So now Cisco calls "documentation bug" to a software regression. It's quite a coincidence that all the versions affected by this behavior, are the ones where CVE-2016-1287 is fixed.
Any ideas on how to configure proxy-arp on an interface then?
Has anyone tested 9.3(3.7) or 9.5(2.2) to see if they are also affected?
I agree that it's a shame that Cisco can't admit this is a bug rather than a feature enhancement. It would also greatly help if the bug details could clarify if this is the new expected behavior for future software releases from 9.1 going forward or if this behavior is temporary and will be reverted to the "old" interpretation in future releases.
We also had some serious issues with this after an upgrade from 9.1(6) to 9.1(7).
After opening a case last week, I received an update today that there is an interim software release in which only the IKE vulnerability is fixed and no other "features" were added.

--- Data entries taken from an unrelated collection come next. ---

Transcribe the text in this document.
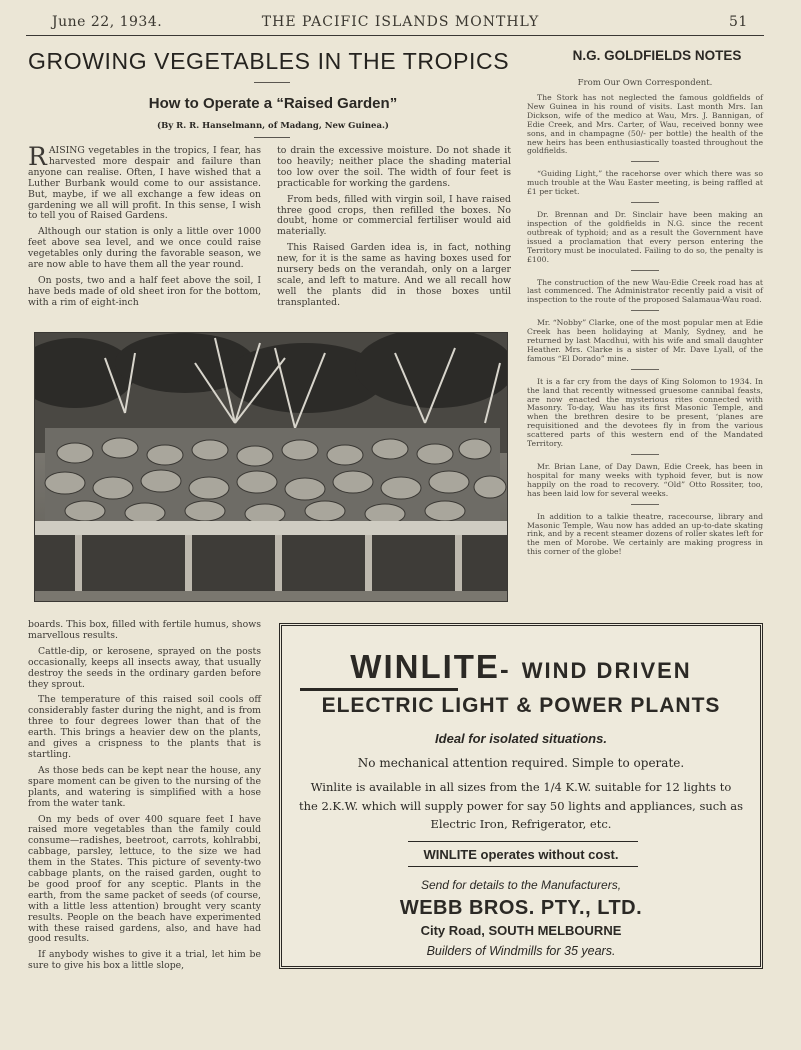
June 22, 1934.	THE PACIFIC ISLANDS MONTHLY	51
GROWING VEGETABLES IN THE TROPICS	N.G. GOLDFIELDS NOTES
How to Operate a “Raised Garden”
(By R. R. Hanselmann, of Madang, New Guinea.)

RAISING vegetables in the tropics, I fear, has harvested more despair and failure than anyone can realise. Often, I have wished that a Luther Burbank would come to our assistance. But, maybe, if we all exchange a few ideas on gardening we all will profit. In this sense, I wish to tell you of Raised Gardens.

Although our station is only a little over 1000 feet above sea level, and we once could raise vegetables only during the favorable season, we are now able to have them all the year round.

On posts, two and a half feet above the soil, I have beds made of old sheet iron for the bottom, with a rim of eight-inch

to drain the excessive moisture. Do not shade it too heavily; neither place the shading material too low over the soil. The width of four feet is practicable for working the gardens.

From beds, filled with virgin soil, I have raised three good crops, then refilled the boxes. No doubt, home or commercial fertiliser would aid materially.

This Raised Garden idea is, in fact, nothing new, for it is the same as having boxes used for nursery beds on the verandah, only on a larger scale, and left to mature. And we all recall how well the plants did in those boxes until transplanted.

boards. This box, filled with fertile humus, shows marvellous results.

Cattle-dip, or kerosene, sprayed on the posts occasionally, keeps all insects away, that usually destroy the seeds in the ordinary garden before they sprout.

The temperature of this raised soil cools off considerably faster during the night, and is from three to four degrees lower than that of the earth. This brings a heavier dew on the plants, and gives a crispness to the plants that is startling.

As those beds can be kept near the house, any spare moment can be given to the nursing of the plants, and watering is simplified with a hose from the water tank.

On my beds of over 400 square feet I have raised more vegetables than the family could consume—radishes, beetroot, carrots, kohlrabbi, cabbage, parsley, lettuce, to the size we had them in the States. This picture of seventy-two cabbage plants, on the raised garden, ought to be good proof for any sceptic. Plants in the earth, from the same packet of seeds (of course, with a little less attention) brought very scanty results. People on the beach have experimented with these raised gardens, also, and have had good results.

If anybody wishes to give it a trial, let him be sure to give his box a little slope,

From Our Own Correspondent.

The Stork has not neglected the famous goldfields of New Guinea in his round of visits. Last month Mrs. Ian Dickson, wife of the medico at Wau, Mrs. J. Bannigan, of Edie Creek, and Mrs. Carter, of Wau, received bonny wee sons, and in champagne (50/- per bottle) the health of the new heirs has been enthusiastically toasted throughout the goldfields.

“Guiding Light,” the racehorse over which there was so much trouble at the Wau Easter meeting, is being raffled at £1 per ticket.

Dr. Brennan and Dr. Sinclair have been making an inspection of the goldfields in N.G. since the recent outbreak of typhoid; and as a result the Government have issued a proclamation that every person entering the Territory must be inoculated. Failing to do so, the penalty is £100.

The construction of the new Wau-Edie Creek road has at last commenced. The Administrator recently paid a visit of inspection to the route of the proposed Salamaua-Wau road.

Mr. “Nobby” Clarke, one of the most popular men at Edie Creek has been holidaying at Manly, Sydney, and he returned by last Macdhui, with his wife and small daughter Heather. Mrs. Clarke is a sister of Mr. Dave Lyall, of the famous “El Dorado” mine.

It is a far cry from the days of King Solomon to 1934. In the land that recently witnessed gruesome cannibal feasts, are now enacted the mysterious rites connected with Masonry. To-day, Wau has its first Masonic Temple, and when the brethren desire to be present, ‘planes are requisitioned and the devotees fly in from the various scattered parts of this western end of the Mandated Territory.

Mr. Brian Lane, of Day Dawn, Edie Creek, has been in hospital for many weeks with typhoid fever, but is now happily on the road to recovery. “Old” Otto Rossiter, too, has been laid low for several weeks.

In addition to a talkie theatre, racecourse, library and Masonic Temple, Wau now has added an up-to-date skating rink, and by a recent steamer dozens of roller skates left for the men of Morobe. We certainly are making progress in this corner of the globe!

WINLITE- WIND DRIVEN
ELECTRIC LIGHT & POWER PLANTS
Ideal for isolated situations.
No mechanical attention required. Simple to operate.
Winlite is available in all sizes from the 1/4 K.W. suitable for 12 lights to
the 2.K.W. which will supply power for say 50 lights and appliances, such as
Electric Iron, Refrigerator, etc.
WINLITE operates without cost.
Send for details to the Manufacturers,
WEBB BROS. PTY., LTD.
City Road, SOUTH MELBOURNE
Builders of Windmills for 35 years.
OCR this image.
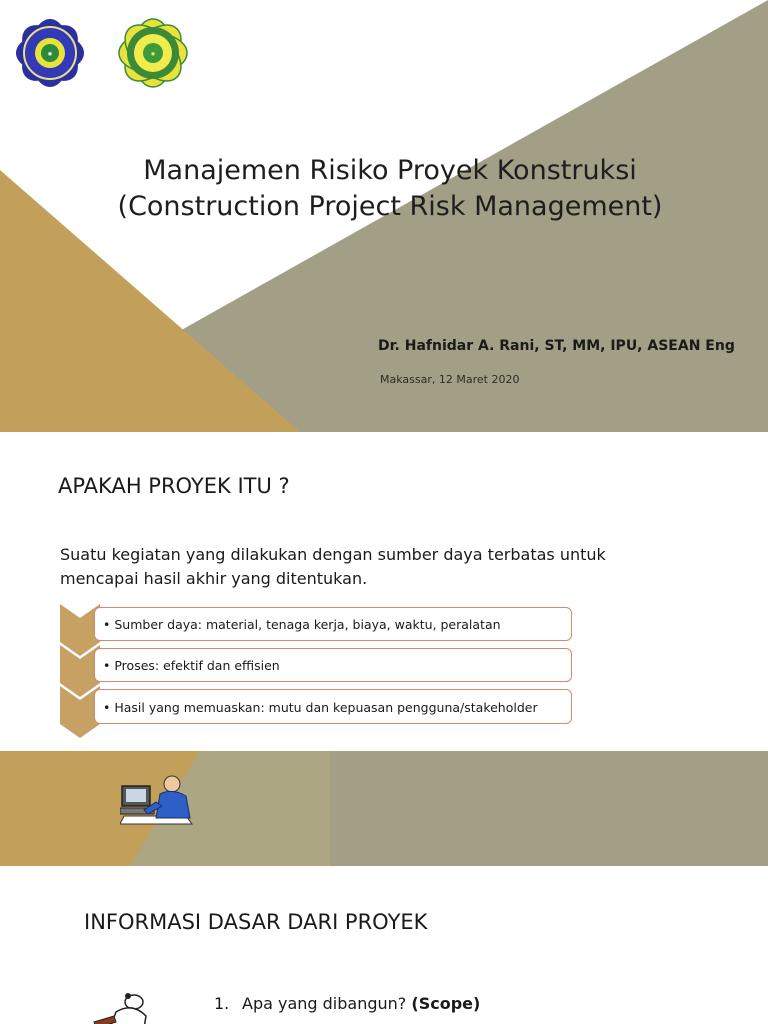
✸	✸
Manajemen Risiko Proyek Konstruksi
(Construction Project Risk Management)
Dr. Hafnidar A. Rani, ST, MM, IPU, ASEAN Eng
Makassar, 12 Maret 2020
APAKAH PROYEK ITU ?
Suatu kegiatan yang dilakukan dengan sumber daya terbatas untuk mencapai hasil akhir yang ditentukan.
• Sumber daya: material, tenaga kerja, biaya, waktu, peralatan
• Proses: efektif dan effisien
• Hasil yang memuaskan: mutu dan kepuasan pengguna/stakeholder
INFORMASI DASAR DARI PROYEK
1. Apa yang dibangun? (Scope)
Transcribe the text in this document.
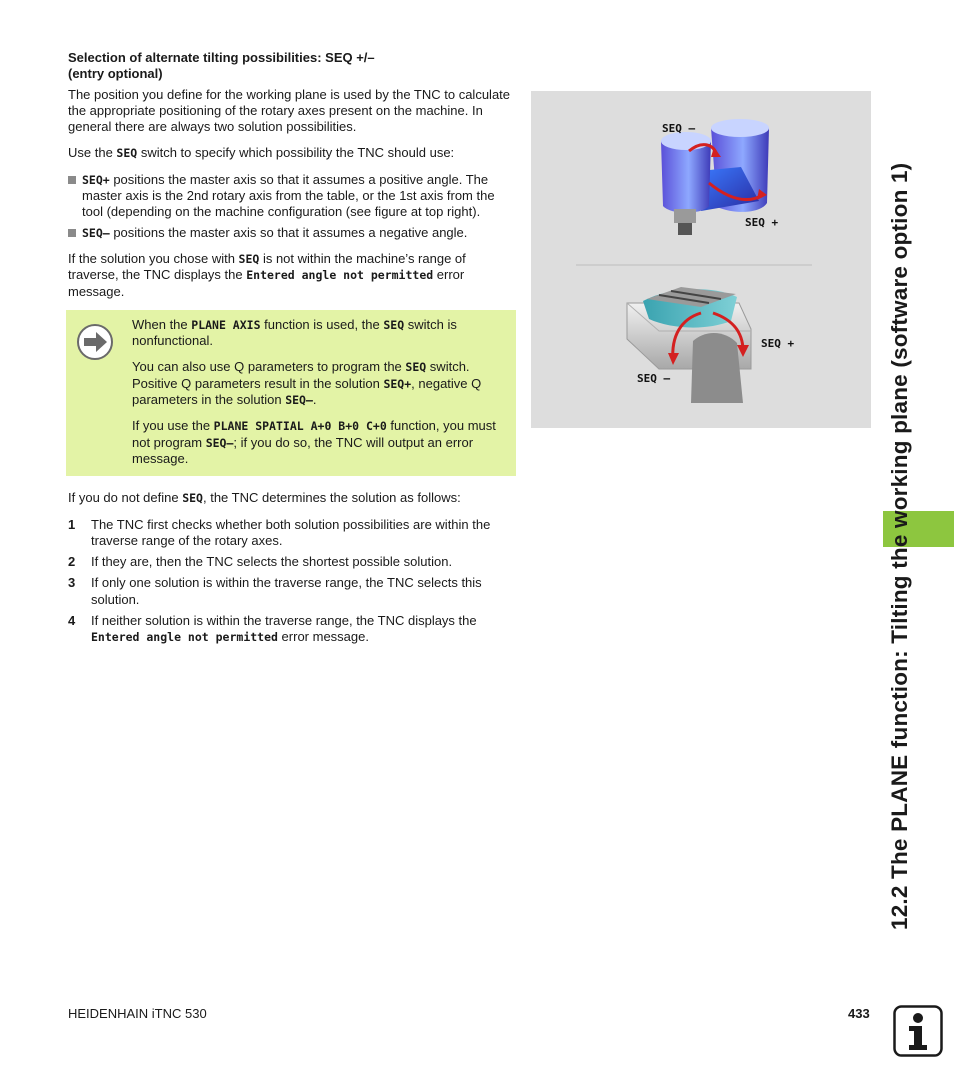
Selection of alternate tilting possibilities: SEQ +/–
(entry optional)

The position you define for the working plane is used by the TNC to calculate the appropriate positioning of the rotary axes present on the machine. In general there are always two solution possibilities.

Use the SEQ switch to specify which possibility the TNC should use:

SEQ+ positions the master axis so that it assumes a positive angle. The master axis is the 2nd rotary axis from the table, or the 1st axis from the tool (depending on the machine configuration (see figure at top right).
SEQ– positions the master axis so that it assumes a negative angle.

If the solution you chose with SEQ is not within the machine’s range of traverse, the TNC displays the Entered angle not permitted error message.

When the PLANE AXIS function is used, the SEQ switch is nonfunctional.

You can also use Q parameters to program the SEQ switch. Positive Q parameters result in the solution SEQ+, negative Q parameters in the solution SEQ–.

If you use the PLANE SPATIAL A+0 B+0 C+0 function, you must not program SEQ–; if you do so, the TNC will output an error message.

If you do not define SEQ, the TNC determines the solution as follows:

1 The TNC first checks whether both solution possibilities are within the traverse range of the rotary axes.
2 If they are, then the TNC selects the shortest possible solution.
3 If only one solution is within the traverse range, the TNC selects this solution.
4 If neither solution is within the traverse range, the TNC displays the Entered angle not permitted error message.
SEQ –
SEQ +
SEQ +
SEQ –	12.2 The PLANE function: Tilting the working plane (software option 1)
HEIDENHAIN iTNC 530	433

Release notes can be found here: http://www.cisco.com/web/software/280775065/123352/ASA-916-Interim-Release-Notes.html
I've also asked the engineer to clarify if this is just a bug or expected behaviour in this and future releases. I'll keep you posted if I got an update on this.
Ditto for us, and not just 9.1(6) to 9.1(7) but 8.3 to 8.4(7)30 also.
You wouldn't believe the amount of new expletives that were made up last week.
So it seems like this is the expected behaviour for all the new releases:
In the old releases and in certain conditions, ASA doesn't check the source of the ARP request, please find the following software bug:
This issue is fixed in the new releases, and the resolution of this defect introduces a change in the ASA behavior, which most probably is the reason for our issue in this case. You can avoid this behavior in 9.1.7 by modifying the NAT statements, especially with (any) keyword.
Also, as I mentioned earlier, our development team and in order to make things easier to the customer, they have implemented the fix for the vulnerability in 18.104.22.168 which was released yesterday and keep the same old behavior regarding the proxy arp.
They've just updated the bug report and the bug is supposed to be fixed in 9.1(7.2) and 9.4(2.7).
I'll test them whenever they become available for download.
I appear to have this issue with 9.6(2)3 on a ASA 5525-x . Is this a permanent feature or enhancement? Where is the beef so to speak? Anyone know?